There was a complete agreement between diversity indices and Palmer’s pollution indices for the various water sources. For example, in the drinking water category, DWSA showed the highest level of organic pollution and the lowest diversity index, while the lowest (8) was in DWMN with a corresponding high diversity index of 0.861. 

Although Palmer’s pollution tolerant genera list recorded only Oscillatoria and Anacystis as the only cyanobacteria, the overall study revealed a total of five. The occurrence of this group of algae in water is of great concern. Under suitable conditions, cyanobacteria can increase to excessive levels and form visible 'blooms' which can adversely affect water quality. Poor water quality and the potential for toxicity implies cyanobacteria can cause environmental problems, disrupt drinking water supplies, recreational activities and water-dependent industries, and pose a risk to livestock, wildlife and human health (Falconer, 1999). Microcystins are dangerous hepatotoxins, which can be produced by some strains of Cyanobacteria such as Microcystis, Anabaena  and  Oscillatoria  (Romanowska-Duda  et   al.,  2002).These substances are natural endotoxins, and their high concentration in water can result from cell lysis (Duy et al., 2000).
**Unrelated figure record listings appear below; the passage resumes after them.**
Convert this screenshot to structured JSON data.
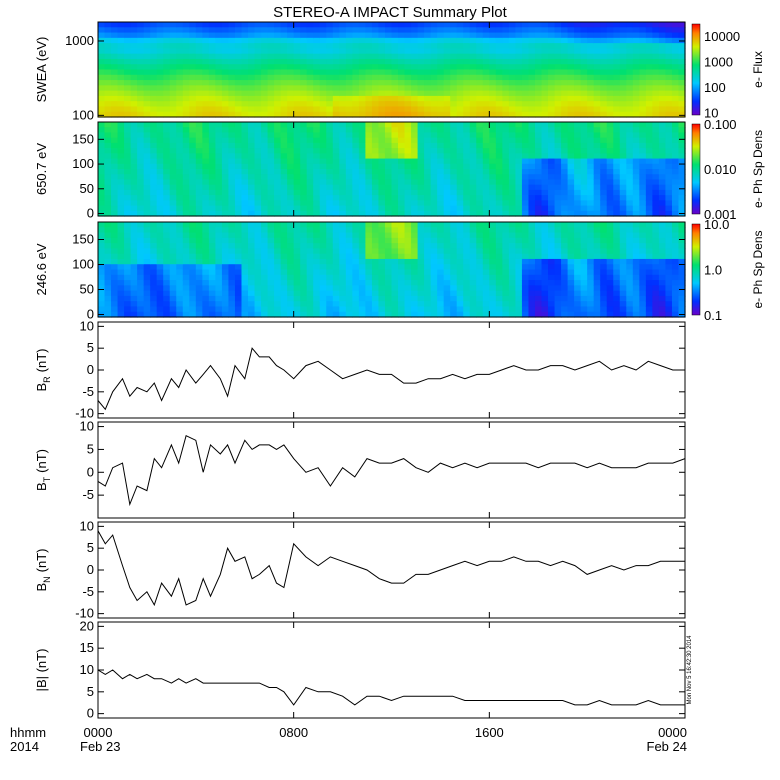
{
  "title": "STEREO-A IMPACT Summary Plot",
  "time_axis": {
    "row1_labels": [
      "hhmm",
      "0000",
      "0800",
      "1600",
      "0000"
    ],
    "row2_labels": [
      "2014",
      "Feb 23",
      "Feb 24"
    ],
    "tick_hours": [
      0,
      8,
      16,
      24
    ]
  },
  "timestamp_text": "Mon Nov 5 16:42:30 2014",
  "chart_data": [
    {
      "type": "heatmap",
      "ylabel": "SWEA (eV)",
      "yscale": "log",
      "ylim": [
        95,
        1800
      ],
      "yticks": [
        "1000",
        "100"
      ],
      "yticks_values": [
        1000,
        100
      ],
      "colorbar": {
        "label": "e- Flux",
        "scale": "log",
        "range": [
          8,
          30000
        ],
        "ticks": [
          "10000",
          "1000",
          "100",
          "10"
        ],
        "tick_values": [
          10000,
          1000,
          100,
          10
        ]
      }
    },
    {
      "type": "heatmap",
      "ylabel": "650.7 eV",
      "ylim": [
        -5,
        185
      ],
      "yticks": [
        "150",
        "100",
        "50",
        "0"
      ],
      "yticks_values": [
        150,
        100,
        50,
        0
      ],
      "colorbar": {
        "label": "e- Ph Sp Dens",
        "scale": "log",
        "range": [
          0.001,
          0.1
        ],
        "ticks": [
          "0.100",
          "0.010",
          "0.001"
        ],
        "tick_values": [
          0.1,
          0.01,
          0.001
        ]
      }
    },
    {
      "type": "heatmap",
      "ylabel": "246.6 eV",
      "ylim": [
        -5,
        185
      ],
      "yticks": [
        "150",
        "100",
        "50",
        "0"
      ],
      "yticks_values": [
        150,
        100,
        50,
        0
      ],
      "colorbar": {
        "label": "e- Ph Sp Dens",
        "scale": "log",
        "range": [
          0.1,
          10
        ],
        "ticks": [
          "10.0",
          "1.0",
          "0.1"
        ],
        "tick_values": [
          10,
          1,
          0.1
        ]
      }
    },
    {
      "type": "line",
      "ylabel_main": "B",
      "ylabel_sub": "R",
      "ylabel_unit": "(nT)",
      "ylim": [
        -11,
        11
      ],
      "yticks": [
        "10",
        "5",
        "0",
        "-5",
        "-10"
      ],
      "yticks_values": [
        10,
        5,
        0,
        -5,
        -10
      ],
      "x": [
        0,
        0.3,
        0.6,
        1.0,
        1.3,
        1.6,
        2.0,
        2.3,
        2.6,
        3.0,
        3.3,
        3.6,
        4.0,
        4.3,
        4.6,
        5.0,
        5.3,
        5.6,
        6.0,
        6.3,
        6.6,
        7.0,
        7.3,
        7.6,
        8.0,
        8.5,
        9.0,
        9.5,
        10.0,
        10.5,
        11.0,
        11.5,
        12.0,
        12.5,
        13.0,
        13.5,
        14.0,
        14.5,
        15.0,
        15.5,
        16.0,
        16.5,
        17.0,
        17.5,
        18.0,
        18.5,
        19.0,
        19.5,
        20.0,
        20.5,
        21.0,
        21.5,
        22.0,
        22.5,
        23.0,
        23.5,
        24.0
      ],
      "y": [
        -7,
        -9,
        -5,
        -2,
        -6,
        -4,
        -5,
        -3,
        -7,
        -2,
        -4,
        0,
        -3,
        -1,
        1,
        -2,
        -6,
        1,
        -2,
        5,
        3,
        3,
        1,
        0,
        -2,
        1,
        2,
        0,
        -2,
        -1,
        0,
        -1,
        -1,
        -3,
        -3,
        -2,
        -2,
        -1,
        -2,
        -1,
        -1,
        0,
        1,
        0,
        0,
        1,
        1,
        0,
        1,
        2,
        0,
        1,
        0,
        2,
        1,
        0,
        0
      ]
    },
    {
      "type": "line",
      "ylabel_main": "B",
      "ylabel_sub": "T",
      "ylabel_unit": "(nT)",
      "ylim": [
        -10,
        11
      ],
      "yticks": [
        "10",
        "5",
        "0",
        "-5"
      ],
      "yticks_values": [
        10,
        5,
        0,
        -5
      ],
      "x": [
        0,
        0.3,
        0.6,
        1.0,
        1.3,
        1.6,
        2.0,
        2.3,
        2.6,
        3.0,
        3.3,
        3.6,
        4.0,
        4.3,
        4.6,
        5.0,
        5.3,
        5.6,
        6.0,
        6.3,
        6.6,
        7.0,
        7.3,
        7.6,
        8.0,
        8.5,
        9.0,
        9.5,
        10.0,
        10.5,
        11.0,
        11.5,
        12.0,
        12.5,
        13.0,
        13.5,
        14.0,
        14.5,
        15.0,
        15.5,
        16.0,
        16.5,
        17.0,
        17.5,
        18.0,
        18.5,
        19.0,
        19.5,
        20.0,
        20.5,
        21.0,
        21.5,
        22.0,
        22.5,
        23.0,
        23.5,
        24.0
      ],
      "y": [
        -2,
        -3,
        1,
        2,
        -7,
        -3,
        -4,
        3,
        1,
        6,
        2,
        8,
        7,
        0,
        6,
        4,
        6,
        2,
        7,
        5,
        6,
        6,
        5,
        6,
        3,
        0,
        1,
        -3,
        1,
        -1,
        3,
        2,
        2,
        3,
        1,
        0,
        2,
        1,
        2,
        1,
        2,
        2,
        2,
        2,
        1,
        2,
        2,
        2,
        1,
        2,
        1,
        1,
        1,
        2,
        2,
        2,
        3
      ]
    },
    {
      "type": "line",
      "ylabel_main": "B",
      "ylabel_sub": "N",
      "ylabel_unit": "(nT)",
      "ylim": [
        -11,
        11
      ],
      "yticks": [
        "10",
        "5",
        "0",
        "-5",
        "-10"
      ],
      "yticks_values": [
        10,
        5,
        0,
        -5,
        -10
      ],
      "x": [
        0,
        0.3,
        0.6,
        1.0,
        1.3,
        1.6,
        2.0,
        2.3,
        2.6,
        3.0,
        3.3,
        3.6,
        4.0,
        4.3,
        4.6,
        5.0,
        5.3,
        5.6,
        6.0,
        6.3,
        6.6,
        7.0,
        7.3,
        7.6,
        8.0,
        8.5,
        9.0,
        9.5,
        10.0,
        10.5,
        11.0,
        11.5,
        12.0,
        12.5,
        13.0,
        13.5,
        14.0,
        14.5,
        15.0,
        15.5,
        16.0,
        16.5,
        17.0,
        17.5,
        18.0,
        18.5,
        19.0,
        19.5,
        20.0,
        20.5,
        21.0,
        21.5,
        22.0,
        22.5,
        23.0,
        23.5,
        24.0
      ],
      "y": [
        9,
        6,
        8,
        1,
        -4,
        -7,
        -5,
        -8,
        -3,
        -6,
        -2,
        -8,
        -7,
        -2,
        -6,
        -1,
        5,
        2,
        3,
        -2,
        -1,
        1,
        -3,
        -4,
        6,
        3,
        1,
        3,
        2,
        1,
        0,
        -2,
        -3,
        -3,
        -1,
        -1,
        0,
        1,
        2,
        1,
        2,
        2,
        3,
        2,
        2,
        1,
        2,
        1,
        -1,
        0,
        1,
        0,
        1,
        1,
        2,
        2,
        2
      ]
    },
    {
      "type": "line",
      "ylabel": "|B| (nT)",
      "ylim": [
        -1,
        21
      ],
      "yticks": [
        "20",
        "15",
        "10",
        "5",
        "0"
      ],
      "yticks_values": [
        20,
        15,
        10,
        5,
        0
      ],
      "x": [
        0,
        0.3,
        0.6,
        1.0,
        1.3,
        1.6,
        2.0,
        2.3,
        2.6,
        3.0,
        3.3,
        3.6,
        4.0,
        4.3,
        4.6,
        5.0,
        5.3,
        5.6,
        6.0,
        6.3,
        6.6,
        7.0,
        7.3,
        7.6,
        8.0,
        8.5,
        9.0,
        9.5,
        10.0,
        10.5,
        11.0,
        11.5,
        12.0,
        12.5,
        13.0,
        13.5,
        14.0,
        14.5,
        15.0,
        15.5,
        16.0,
        16.5,
        17.0,
        17.5,
        18.0,
        18.5,
        19.0,
        19.5,
        20.0,
        20.5,
        21.0,
        21.5,
        22.0,
        22.5,
        23.0,
        23.5,
        24.0
      ],
      "y": [
        10,
        9,
        10,
        8,
        9,
        8,
        9,
        8,
        8,
        7,
        8,
        7,
        8,
        7,
        7,
        7,
        7,
        7,
        7,
        7,
        7,
        6,
        6,
        5,
        2,
        6,
        5,
        5,
        4,
        2,
        4,
        4,
        3,
        4,
        4,
        4,
        4,
        4,
        3,
        3,
        3,
        3,
        3,
        3,
        3,
        3,
        3,
        2,
        2,
        3,
        2,
        2,
        2,
        3,
        2,
        2,
        2
      ]
    }
  ]
}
Phytoplankton occurrence is high and diverse among water sources in Buea. The pollution status of these sources also varies with different anthropogenic activities. Car wash activity had high diversity, mainly due to existence of many unique species and high pollution. However the interaction of car wash and Municipal wastes did not produce any unique species. Human activities in or around water sources in Buea are possibly degrading water quality exposing the population to risk. The study provides baseline data for future evaluation while recommending improved management of water sources in the municipality.


The authors have not declared any conflict of interests.